Spider-Man 2
Directed by Sam Raimi
Written by Alvin Sargent from a screen story by Alfred Gough, Miles Millar and Michael Chabon and the Marvel comic book by Stan Lee and Steve Ditko
Starring Tobey Maguire, Kirsten Dunst

 

Spider-Man 2

Superhero films are both the most fun when they work and the most frustrating when they don't. As comic books, their country of origin, they lie on the page like blueprints for all our fantasies; we fill them in with the image of ourselves in costume. I remember the hours I spent practicing the legendary 'SHAZAM' that might change me from crippled newsboy into Captain Marvel. I wore his costume in my mind; had I looked into the bedroom mirror I would have been shocked to see myself in my own pajamas. The early superheroes were us, ourselves, seen as perfect. Though kryptonite could weaken Superman, it wasn't an inner angst; it came from the planet Krypton.

Because the heroes were perfect, they each needed a perfectly evil nemesis, one who could carry over for months, even years in comic after comic, challenging the stars, being defeated but never killed forever. That was the genius of the comic books. Superman's Lex Luthor, Batman's Joker and the Penguin lived and fought for years, maybe even decades for all I know.

And since what sustains a superhero is his super-antagonist, only a few superhero films have really worked well. The first "Superman" was absolutely delicious, as was the first "Batman." Gene Hackman as Lex Luthor, Jack Nicholson as the Joker, all but stole those pictures. They had wit, they had ingenuity, they were worthy opponents. The two Spider-Man films, though, have problems that they can't quite overcome. First, they give us a Spidey who is angst-ridden, insecure in his super-dom, conflicted about his life as Peter Parker, troubled by conflicts that mean more to him than they do to us. He lacks the verve that we saw in Christopher Reeve and Michael Keaton. We believed that Metropolis needed Superman and Gotham City needed Batman. But does New York really need Spidey?

Sam Raimi has directed the two Spider-Man films as though they were believable stories of real people. In both films, but particularly in the second, he spends a good deal of time and filmic energy on the relationship between Peter/Spider-Man (Tobey Maguire) and his girl-next-door-friend Mary Jane Watson (Kirsten Dunst). The conflicted Peter seems paralyzed by the decisions confronting him; particularly in the second film, time seems to slow way down as we watch Peter purse his bow-lips whenever he tries to say something - anything - to Mary Jane.

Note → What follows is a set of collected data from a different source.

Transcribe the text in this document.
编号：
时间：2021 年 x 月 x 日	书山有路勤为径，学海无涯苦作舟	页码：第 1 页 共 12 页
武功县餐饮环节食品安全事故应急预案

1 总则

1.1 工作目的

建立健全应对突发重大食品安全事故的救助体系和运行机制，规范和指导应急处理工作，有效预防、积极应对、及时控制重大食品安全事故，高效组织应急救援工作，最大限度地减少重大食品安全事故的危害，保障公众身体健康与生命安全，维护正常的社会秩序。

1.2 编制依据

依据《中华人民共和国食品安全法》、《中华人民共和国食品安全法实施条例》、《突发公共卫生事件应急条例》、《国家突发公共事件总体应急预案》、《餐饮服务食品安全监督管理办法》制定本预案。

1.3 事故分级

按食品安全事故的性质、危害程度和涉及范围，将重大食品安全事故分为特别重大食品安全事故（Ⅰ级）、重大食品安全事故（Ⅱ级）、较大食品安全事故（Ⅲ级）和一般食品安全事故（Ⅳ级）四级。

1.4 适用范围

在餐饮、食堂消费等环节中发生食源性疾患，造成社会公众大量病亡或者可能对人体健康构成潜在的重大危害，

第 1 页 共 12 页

And then there is the question of the villains. In the first film Willem Dafoe as Norman Osborn/the Green Goblin never quite came into focus; he was narrowly drawn, he wasn't quite evil enough, and he lacked the wit to have resonance. We just waited for the final confrontation and walked out of the theatre the moment he died. His son Harry Osborn, played by James Franco, was also Peter's best friend, but we knew that in the second film he would seek revenge.

So we come to "Spider-Man 2," in which Harry has funded a famous scientist, Dr. Otto Octavius (Alfred Molina) who will prove that fusion can work as an energy source and be controlled. Naturally it doesn't work and changes Molina into the evil Doc Ock. But Molina's contraption, four metallic octopus-like arms with tentacles and a kind of brain of its own, is for me the weak link in the film. It is too bizarre to be threatening, too much of a logical stretch to be believable, and no matter how frantic Raimi's directing pace it just seems designed to cover up the weakness in the conception.

What does work, and is fascinating here, is that Raimi and his writers - the novelist Michael Chabon gets story credit and Alvin Sargent the screenplay - have dared to reveal to everyone on screen just who Spider-Man is. The mask comes off, Peter no longer has to hide from himself, and things look a lot better for "Spider-Man 3," which will be coming out in 2006. I'm looking forward to it.